La démonstration soumise par Thomas Hales en 1998 comprend en effet un article de 250 pages mais aussi un vaste programme informatique. L'analyse étant particulièrement longue et difficile, à défaut d'avoir pu terminer cette dernière, les relecteurs ont affirmé que la preuve est correcte "à 99%". S'agit-il d'un théorème ? Si la tentation est grande de céder à l'optimisme, l'avenir seul en apportera la certitude.

Conclusion

Keith Devlin voit d'un bon oeil cette faiblesse des mathématiques et trouve que cela les rend plus humaines ("It makes it more human"). Pourtant l'histoire fourmille de démonstrations qui furent soit invalidées, soit complétées pour les rendre rigoureuses : nous avons vu le cas de la fausse démonstration de Kempe. On pourrait également citer parmi les plus célèbres la démonstration de la loi de réciprocité quadratique par Legendre, la tentative de d'Alembert au sujet du théorème fondamental de l'algèbre (ou théorème de d'Alembert-Gauss) ou encore les nombreuses fausses démonstrations du cinquième postulat d'Euclide. Les mathématiques, comme les autres sciences, sont élaborées par des hommes...

Au-delà de ces évidences, la difficulté de vérifier les démonstrations modernes invite à considérer le problème d'un point de vue qualitatif. Car un théorème peut souvent être démontré de plusieurs manières différentes : Tchebichev déploya par exemple une lourde machinerie pour montrer un résultat que Erdös parvint avec beaucoup d'habilité à résumer à de l'arithmétique élémentaire. De manière plus terre à terre, on peut constater qu'il existe des manières plus élégantes de calculer la somme des entiers de 1 à 100 que d'additionner péniblement les cent nombres.

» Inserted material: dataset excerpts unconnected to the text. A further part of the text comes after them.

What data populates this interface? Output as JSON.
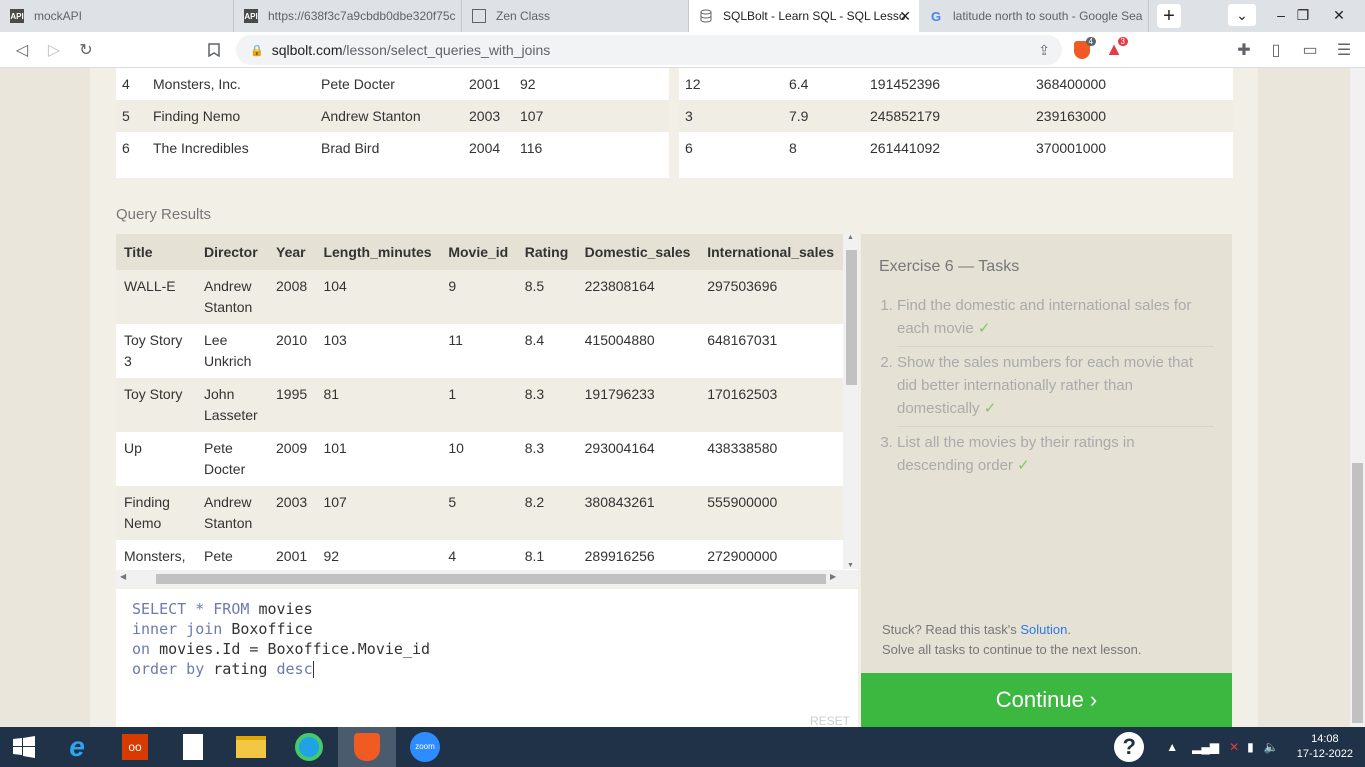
{
  "browser": {
    "tabs": [
      {
        "title": "mockAPI",
        "icon": "mockapi-icon"
      },
      {
        "title": "https://638f3c7a9cbdb0dbe320f75c",
        "icon": "mockapi-icon"
      },
      {
        "title": "Zen Class",
        "icon": "zen-class-icon"
      },
      {
        "title": "SQLBolt - Learn SQL - SQL Lesso",
        "icon": "database-icon",
        "active": true
      },
      {
        "title": "latitude north to south - Google Sea",
        "icon": "google-icon"
      }
    ],
    "url_host": "sqlbolt.com",
    "url_path": "/lesson/select_queries_with_joins",
    "brave_badge": "4",
    "rewards_badge": "3"
  },
  "top_table_left": {
    "rows": [
      [
        "4",
        "Monsters, Inc.",
        "Pete Docter",
        "2001",
        "92"
      ],
      [
        "5",
        "Finding Nemo",
        "Andrew Stanton",
        "2003",
        "107"
      ],
      [
        "6",
        "The Incredibles",
        "Brad Bird",
        "2004",
        "116"
      ]
    ]
  },
  "top_table_right": {
    "rows": [
      [
        "12",
        "6.4",
        "191452396",
        "368400000"
      ],
      [
        "3",
        "7.9",
        "245852179",
        "239163000"
      ],
      [
        "6",
        "8",
        "261441092",
        "370001000"
      ]
    ]
  },
  "query_results": {
    "label": "Query Results",
    "columns": [
      "Title",
      "Director",
      "Year",
      "Length_minutes",
      "Movie_id",
      "Rating",
      "Domestic_sales",
      "International_sales"
    ],
    "rows": [
      [
        "WALL-E",
        "Andrew Stanton",
        "2008",
        "104",
        "9",
        "8.5",
        "223808164",
        "297503696"
      ],
      [
        "Toy Story 3",
        "Lee Unkrich",
        "2010",
        "103",
        "11",
        "8.4",
        "415004880",
        "648167031"
      ],
      [
        "Toy Story",
        "John Lasseter",
        "1995",
        "81",
        "1",
        "8.3",
        "191796233",
        "170162503"
      ],
      [
        "Up",
        "Pete Docter",
        "2009",
        "101",
        "10",
        "8.3",
        "293004164",
        "438338580"
      ],
      [
        "Finding Nemo",
        "Andrew Stanton",
        "2003",
        "107",
        "5",
        "8.2",
        "380843261",
        "555900000"
      ],
      [
        "Monsters, Inc.",
        "Pete Docter",
        "2001",
        "92",
        "4",
        "8.1",
        "289916256",
        "272900000"
      ]
    ]
  },
  "editor": {
    "lines": [
      [
        {
          "t": "SELECT * FROM ",
          "k": true
        },
        {
          "t": "movies",
          "k": false
        }
      ],
      [
        {
          "t": "inner join ",
          "k": true
        },
        {
          "t": "Boxoffice",
          "k": false
        }
      ],
      [
        {
          "t": "on ",
          "k": true
        },
        {
          "t": "movies.Id = Boxoffice.Movie_id",
          "k": false
        }
      ],
      [
        {
          "t": "order by ",
          "k": true
        },
        {
          "t": "rating ",
          "k": false
        },
        {
          "t": "desc",
          "k": true
        }
      ]
    ],
    "reset_label": "RESET"
  },
  "tasks": {
    "title": "Exercise 6 — Tasks",
    "items": [
      {
        "text": "Find the domestic and international sales for each movie",
        "done": "✓"
      },
      {
        "text": "Show the sales numbers for each movie that did better internationally rather than domestically",
        "done": "✓"
      },
      {
        "text": "List all the movies by their ratings in descending order",
        "done": "✓"
      }
    ],
    "help_prefix": "Stuck? Read this task's ",
    "help_link": "Solution",
    "help_suffix": ".",
    "help_line2": "Solve all tasks to continue to the next lesson.",
    "continue_label": "Continue ›"
  },
  "taskbar": {
    "time": "14:08",
    "date": "17-12-2022"
  }
}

Erdös précisait qu'une démonstration devait expliquer le pourquoi du théorème. Ce n'est pas le cas de la démonstration du théorème des quatre couleurs, pourtant irréprochable sur le plan logique. Toutes les démonstrations ne sont donc pas égales du point de vue qualitatif et il est très probable que les générations suivantes remplaceront les longues démonstrations actuelles par quelques lignes à l'aide de concepts nouveaux.

Affinant notre connaissance et engendrant des questions nouvelles, l'originalité et la fécondité des idées mises en jeu dans les démonstrations demeurent donc la clé de voûte des mathématiques : ce sont elles qui font dire aux amateurs et experts que les mathématiques sont belles.